Heart failure specialists do address some of these needs on their own, added Rogers, but at some point, palliative care specialists can provide more-specific care. “There is a remarkable skill set that this group of healthcare providers has,” thanks to their training, that enables them to “take deep dives into the things that patients are concerned about,” he observed. “They are able to access resources that most of us don’t have access to, or honestly don’t have the experience or the time to get [for] a patient.”

Clinicians may be reluctant to seek this, for fear it looks like they’re somehow failing to manage their patient’s disease, but there shouldn’t be a stigma to consulting palliative care, said Rogers. Much like cardiac surgeons or electrophysiologists, these specialists can be included as members of the heart failure team.

Sarah Badran, MD, and Sangjin Lee, MD (both from Spectrum Health, Grand Rapids, MI), writing in an accompanying editorial, describe palliative care specialists as “both the interpreter and amplifier of the patient’s voice and wishes. They help the patient and family to understand their illness and treatment options within the context of their individual life and goals.”

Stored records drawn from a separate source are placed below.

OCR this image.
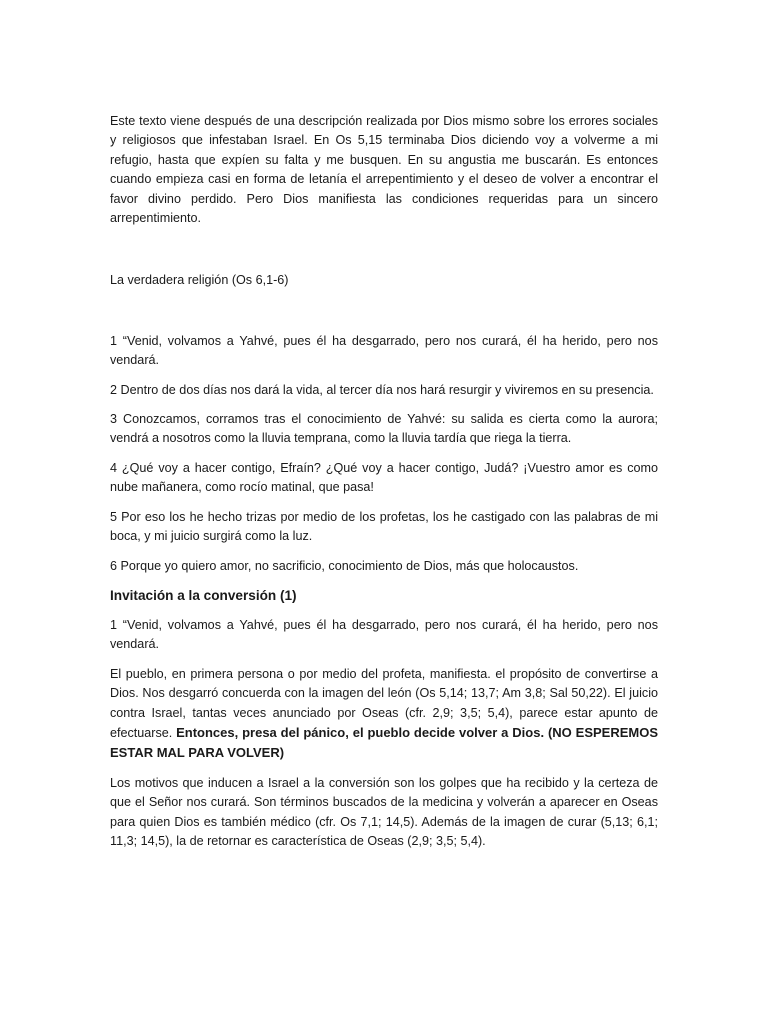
Este texto viene después de una descripción realizada por Dios mismo sobre los errores sociales y religiosos que infestaban Israel. En Os 5,15 terminaba Dios diciendo voy a volverme a mi refugio, hasta que expíen su falta y me busquen. En su angustia me buscarán. Es entonces cuando empieza casi en forma de letanía el arrepentimiento y el deseo de volver a encontrar el favor divino perdido. Pero Dios manifiesta las condiciones requeridas para un sincero arrepentimiento.

La verdadera religión (Os 6,1-6)

1 “Venid, volvamos a Yahvé, pues él ha desgarrado, pero nos curará, él ha herido, pero nos vendará.

2 Dentro de dos días nos dará la vida, al tercer día nos hará resurgir y viviremos en su presencia.

3 Conozcamos, corramos tras el conocimiento de Yahvé: su salida es cierta como la aurora; vendrá a nosotros como la lluvia temprana, como la lluvia tardía que riega la tierra.

4 ¿Qué voy a hacer contigo, Efraín? ¿Qué voy a hacer contigo, Judá? ¡Vuestro amor es como nube mañanera, como rocío matinal, que pasa!

5 Por eso los he hecho trizas por medio de los profetas, los he castigado con las palabras de mi boca, y mi juicio surgirá como la luz.

6 Porque yo quiero amor, no sacrificio, conocimiento de Dios, más que holocaustos.

Invitación a la conversión (1)

1 “Venid, volvamos a Yahvé, pues él ha desgarrado, pero nos curará, él ha herido, pero nos vendará.

El pueblo, en primera persona o por medio del profeta, manifiesta. el propósito de convertirse a Dios. Nos desgarró concuerda con la imagen del león (Os 5,14; 13,7; Am 3,8; Sal 50,22). El juicio contra Israel, tantas veces anunciado por Oseas (cfr. 2,9; 3,5; 5,4), parece estar apunto de efectuarse. Entonces, presa del pánico, el pueblo decide volver a Dios. (NO ESPEREMOS ESTAR MAL PARA VOLVER)

Los motivos que inducen a Israel a la conversión son los golpes que ha recibido y la certeza de que el Señor nos curará. Son términos buscados de la medicina y volverán a aparecer en Oseas para quien Dios es también médico (cfr. Os 7,1; 14,5). Además de la imagen de curar (5,13; 6,1; 11,3; 14,5), la de retornar es característica de Oseas (2,9; 3,5; 5,4).
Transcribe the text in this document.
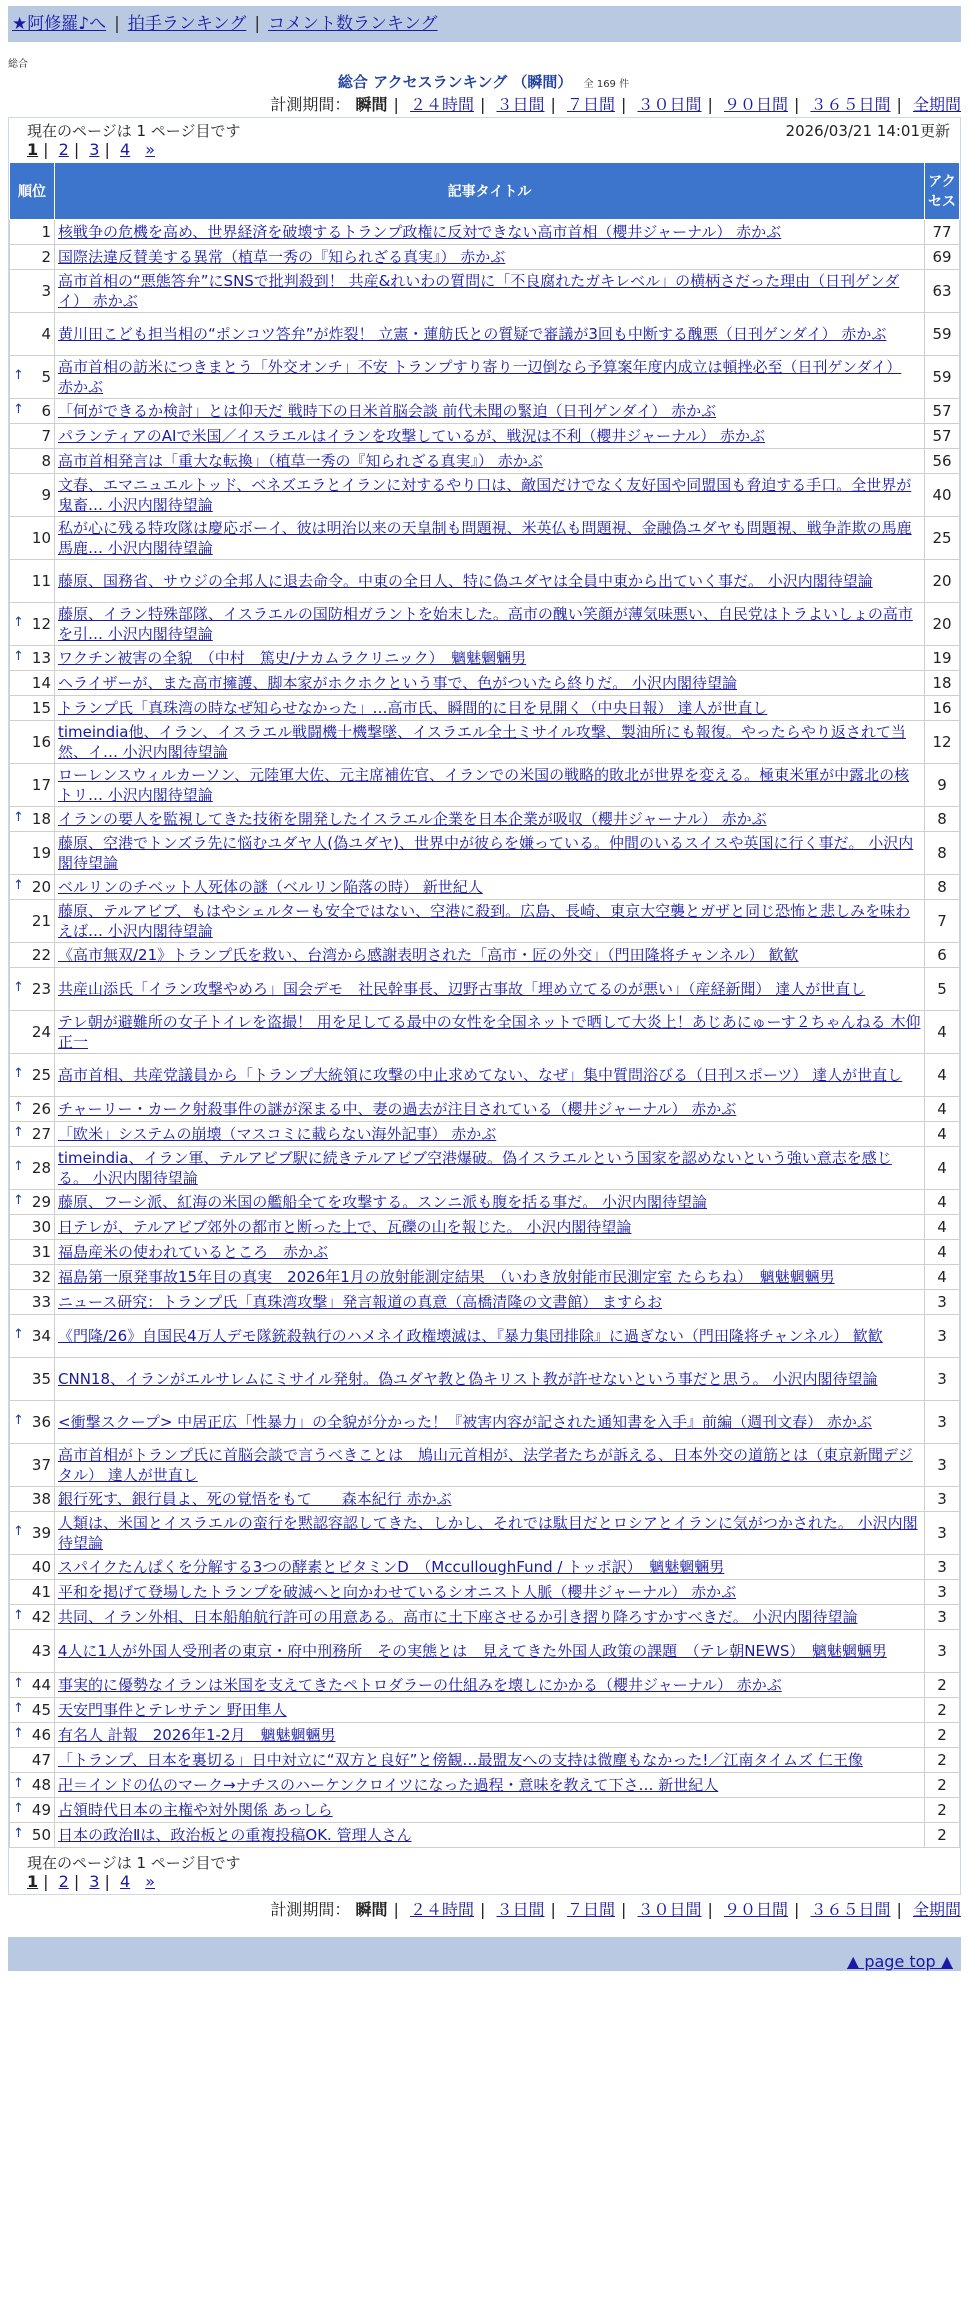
★阿修羅♪へ | 拍手ランキング | コメント数ランキング
総合
総合 アクセスランキング （瞬間） 全 169 件
計測期間： 瞬間 | ２４時間 | ３日間 | ７日間 | ３０日間 | ９０日間 | ３６５日間 | 全期間
現在のページは 1 ページ目です	2026/03/21 14:01更新
1 | 2 | 3 | 4 »
順位	記事タイトル	アクセス
1	核戦争の危機を高め、世界経済を破壊するトランプ政権に反対できない高市首相（櫻井ジャーナル） 赤かぶ	77
2	国際法違反賛美する異常（植草一秀の『知られざる真実』） 赤かぶ	69
3	高市首相の“悪態答弁”にSNSで批判殺到！ 共産&れいわの質問に「不良腐れたガキレベル」の横柄さだった理由（日刊ゲンダイ） 赤かぶ	63
4	黄川田こども担当相の“ポンコツ答弁”が炸裂！ 立憲・蓮舫氏との質疑で審議が3回も中断する醜悪（日刊ゲンダイ） 赤かぶ	59

↑ 5	高市首相の訪米につきまとう「外交オンチ」不安 トランプすり寄り一辺倒なら予算案年度内成立は頓挫必至（日刊ゲンダイ） 赤かぶ	59

↑ 6	「何ができるか検討」とは仰天だ 戦時下の日米首脳会談 前代未聞の緊迫（日刊ゲンダイ） 赤かぶ	57
7	パランティアのAIで米国／イスラエルはイランを攻撃しているが、戦況は不利（櫻井ジャーナル） 赤かぶ	57
8	高市首相発言は「重大な転換」（植草一秀の『知られざる真実』） 赤かぶ	56
9	文春、エマニュエルトッド、ベネズエラとイランに対するやり口は、敵国だけでなく友好国や同盟国も脅迫する手口。全世界が鬼畜… 小沢内閣待望論	40
10	私が心に残る特攻隊は慶応ボーイ、彼は明治以来の天皇制も問題視、米英仏も問題視、金融偽ユダヤも問題視、戦争詐欺の馬鹿馬鹿… 小沢内閣待望論	25
11	藤原、国務省、サウジの全邦人に退去命令。中東の全日人、特に偽ユダヤは全員中東から出ていく事だ。 小沢内閣待望論	20

↑ 12	藤原、イラン特殊部隊、イスラエルの国防相ガラントを始末した。高市の醜い笑顔が薄気味悪い、自民党はトラよいしょの高市を引… 小沢内閣待望論	20

↑ 13	ワクチン被害の全貌　（中村　篤史/ナカムラクリニック）　魑魅魍魎男	19
14	ヘライザーが、また高市擁護、脚本家がホクホクという事で、色がついたら終りだ。 小沢内閣待望論	18
15	トランプ氏「真珠湾の時なぜ知らせなかった」…高市氏、瞬間的に目を見開く（中央日報） 達人が世直し	16
16	timeindia他、イラン、イスラエル戦闘機十機撃墜、イスラエル全土ミサイル攻撃、製油所にも報復。やったらやり返されて当然、イ… 小沢内閣待望論	12
17	ローレンスウィルカーソン、元陸軍大佐、元主席補佐官、イランでの米国の戦略的敗北が世界を変える。極東米軍が中露北の核トリ… 小沢内閣待望論	9

↑ 18	イランの要人を監視してきた技術を開発したイスラエル企業を日本企業が吸収（櫻井ジャーナル） 赤かぶ	8
19	藤原、空港でトンズラ先に悩むユダヤ人(偽ユダヤ)、世界中が彼らを嫌っている。仲間のいるスイスや英国に行く事だ。 小沢内閣待望論	8

↑ 20	ベルリンのチベット人死体の謎（ベルリン陥落の時） 新世紀人	8
21	藤原、テルアビブ、もはやシェルターも安全ではない、空港に殺到。広島、長崎、東京大空襲とガザと同じ恐怖と悲しみを味わえば… 小沢内閣待望論	7
22	《高市無双/21》トランプ氏を救い、台湾から感謝表明された「高市・匠の外交」（門田隆将チャンネル） 歓歓	6

↑ 23	共産山添氏「イラン攻撃やめろ」国会デモ　社民幹事長、辺野古事故「埋め立てるのが悪い」（産経新聞） 達人が世直し	5
24	テレ朝が避難所の女子トイレを盗撮！ 用を足してる最中の女性を全国ネットで晒して大炎上！あじあにゅーす２ちゃんねる 木仰正一	4

↑ 25	高市首相、共産党議員から「トランプ大統領に攻撃の中止求めてない、なぜ」集中質問浴びる（日刊スポーツ） 達人が世直し	4

↑ 26	チャーリー・カーク射殺事件の謎が深まる中、妻の過去が注目されている（櫻井ジャーナル） 赤かぶ	4

↑ 27	「欧米」システムの崩壊（マスコミに載らない海外記事） 赤かぶ	4

↑ 28	timeindia、イラン軍、テルアビブ駅に続きテルアビブ空港爆破。偽イスラエルという国家を認めないという強い意志を感じる。 小沢内閣待望論	4

↑ 29	藤原、フーシ派、紅海の米国の艦船全てを攻撃する。スンニ派も腹を括る事だ。 小沢内閣待望論	4
30	日テレが、テルアビブ郊外の都市と断った上で、瓦礫の山を報じた。 小沢内閣待望論	4
31	福島産米の使われているところ　赤かぶ	4
32	福島第一原発事故15年目の真実　2026年1月の放射能測定結果　（いわき放射能市民測定室 たらちね）　魑魅魍魎男	4
33	ニュース研究：トランプ氏「真珠湾攻撃」発言報道の真意（高橋清隆の文書館） ますらお	3

↑ 34	《門隆/26》自国民4万人デモ隊銃殺執行のハメネイ政権壊滅は、『暴力集団排除』に過ぎない（門田隆将チャンネル） 歓歓	3
35	CNN18、イランがエルサレムにミサイル発射。偽ユダヤ教と偽キリスト教が許せないという事だと思う。 小沢内閣待望論	3

↑ 36	<衝撃スクープ> 中居正広「性暴力」の全貌が分かった！『被害内容が記された通知書を入手』前編（週刊文春） 赤かぶ	3
37	高市首相がトランプ氏に首脳会談で言うべきことは　鳩山元首相が、法学者たちが訴える、日本外交の道筋とは（東京新聞デジタル） 達人が世直し	3
38	銀行死す、銀行員よ、死の覚悟をもて　　森本紀行 赤かぶ	3

↑ 39	人類は、米国とイスラエルの蛮行を黙認容認してきた、しかし、それでは駄目だとロシアとイランに気がつかされた。 小沢内閣待望論	3
40	スパイクたんぱくを分解する3つの酵素とビタミンD　（McculloughFund / トッポ訳）　魑魅魍魎男	3
41	平和を掲げて登場したトランプを破滅へと向かわせているシオニスト人脈（櫻井ジャーナル） 赤かぶ	3

↑ 42	共同、イラン外相、日本船舶航行許可の用意ある。高市に土下座させるか引き摺り降ろすかすべきだ。 小沢内閣待望論	3
43	4人に1人が外国人受刑者の東京・府中刑務所　その実態とは　見えてきた外国人政策の課題　（テレ朝NEWS）　魑魅魍魎男	3

↑ 44	事実的に優勢なイランは米国を支えてきたペトロダラーの仕組みを壊しにかかる（櫻井ジャーナル） 赤かぶ	2

↑ 45	天安門事件とテレサテン 野田隼人	2

↑ 46	有名人 計報　2026年1-2月　魑魅魍魎男	2
47	「トランプ、日本を裏切る」日中対立に“双方と良好”と傍観…最盟友への支持は微塵もなかった!／江南タイムズ 仁王像	2

↑ 48	卍＝インドの仏のマーク→ナチスのハーケンクロイツになった過程・意味を教えて下さ… 新世紀人	2

↑ 49	占領時代日本の主権や対外関係 あっしら	2

↑ 50	日本の政治Ⅱは、政治板との重複投稿OK. 管理人さん	2
現在のページは 1 ページ目です
1 | 2 | 3 | 4 »
計測期間： 瞬間 | ２４時間 | ３日間 | ７日間 | ３０日間 | ９０日間 | ３６５日間 | 全期間
▲ page top ▲
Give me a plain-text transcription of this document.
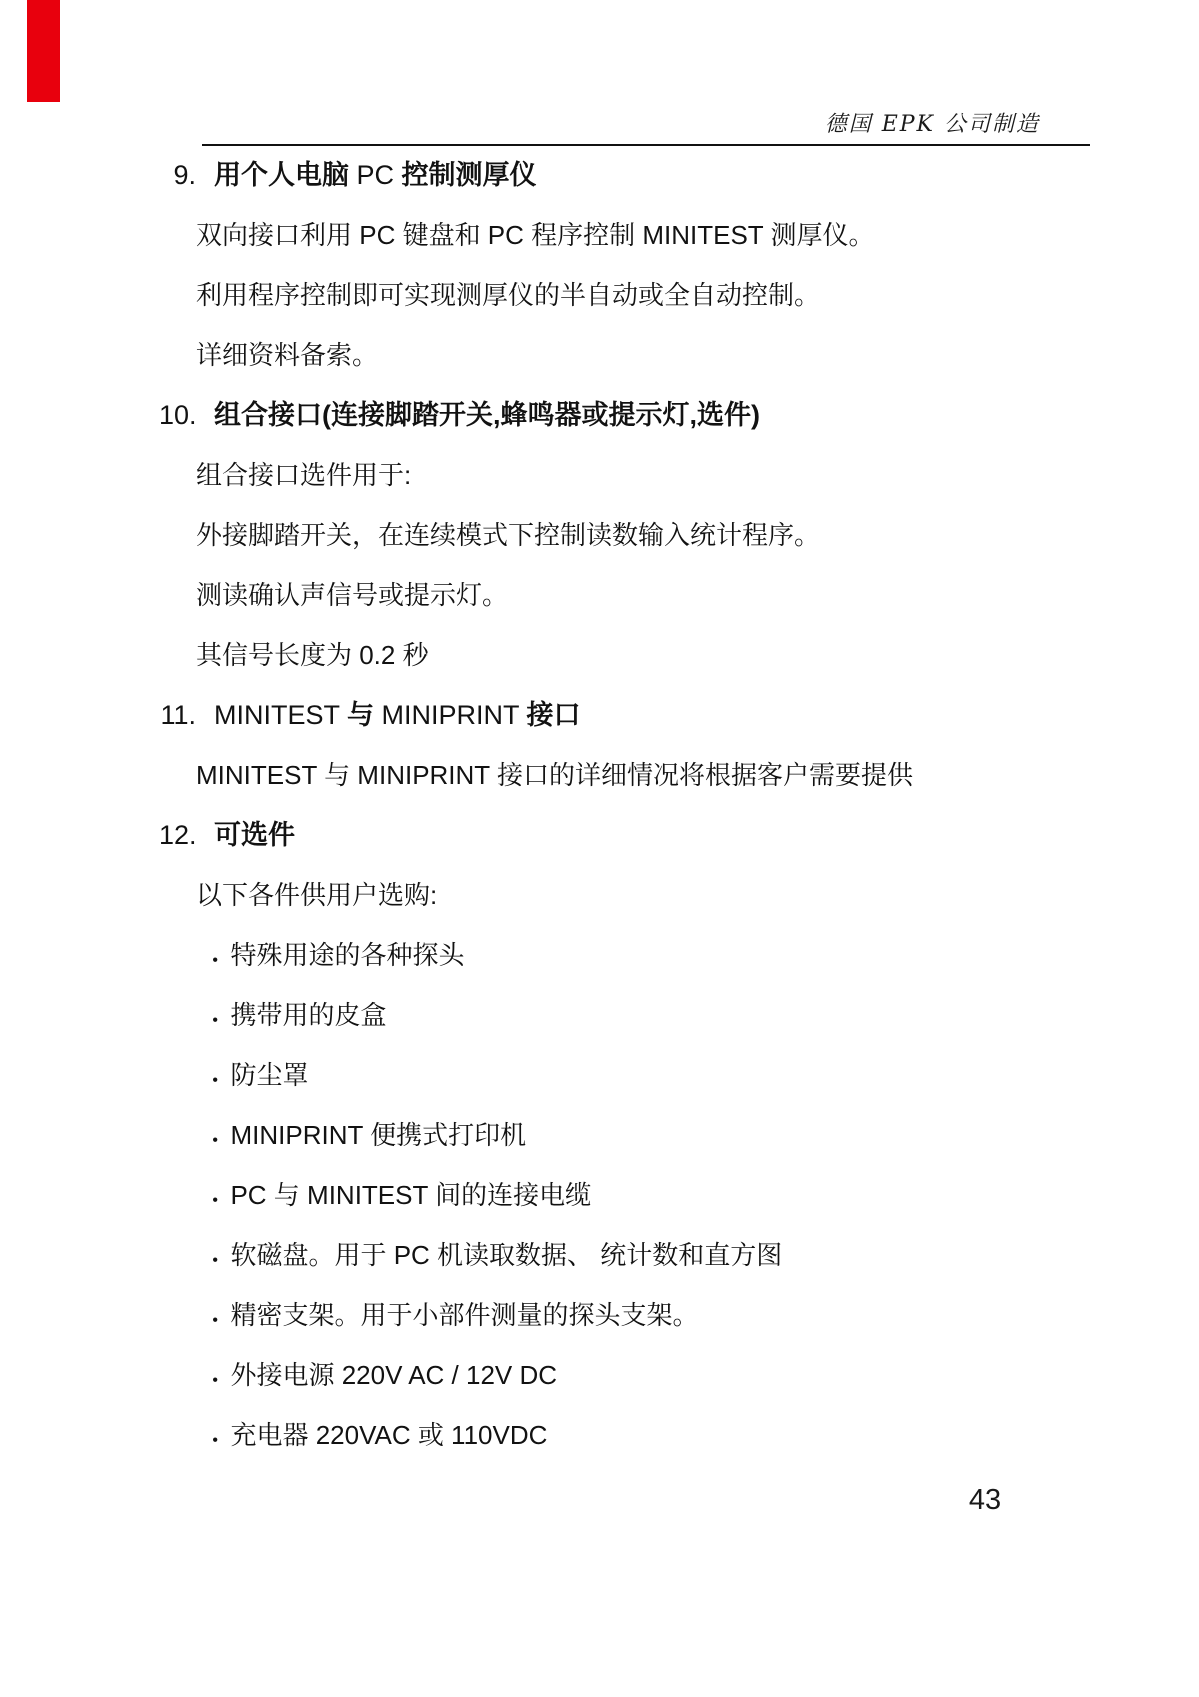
德国 EPK 公司制造
9. 用个人电脑 PC 控制测厚仪
双向接口利用 PC 键盘和 PC 程序控制 MINITEST 测厚仪。
利用程序控制即可实现测厚仪的半自动或全自动控制。
详细资料备索。
10. 组合接口(连接脚踏开关,蜂鸣器或提示灯,选件)
组合接口选件用于:
外接脚踏开关，在连续模式下控制读数输入统计程序。
测读确认声信号或提示灯。
其信号长度为 0.2 秒
11. MINITEST 与 MINIPRINT 接口
MINITEST 与 MINIPRINT 接口的详细情况将根据客户需要提供
12. 可选件
以下各件供用户选购:
● 特殊用途的各种探头
● 携带用的皮盒
● 防尘罩
● MINIPRINT 便携式打印机
● PC 与 MINITEST 间的连接电缆
● 软磁盘。用于 PC 机读取数据、 统计数和直方图
● 精密支架。用于小部件测量的探头支架。
● 外接电源 220V AC / 12V DC
● 充电器 220VAC 或 110VDC
43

Both they and the study authors express surprise that even among a group of experts with overlapping knowledge of cardiology and palliative care, so many of the “major” triggers for referral focused on the disease-related aspects that appear later in the HF trajectory. This may mean the support arrives too late for patients to fully benefit. Needs-based criteria, on the other hand, are appropriate triggers at any point during the course of the disease, Badran and Lee say. To capture this complexity, they envision a “holistic scorecard” that incorporates the various criteria on a level playing field.

  • Chang YK, Allen LA, McClung JA, et al. Criteria for referral of patients with advanced heart failure for specialized palliative care. J Am Coll Cardiol. 2022;80:332-344.

  • Badran S, Lee S. Even in heart failure, integrating palliative care and aggressive medical therapy is a thing. J Am Coll Cardiol. 2022;80:345-347.

  • Chang, Badran, Lee, and Rogers report no relevant conflicts of interest.
  • Hui has received grants from the National Cancer Institute.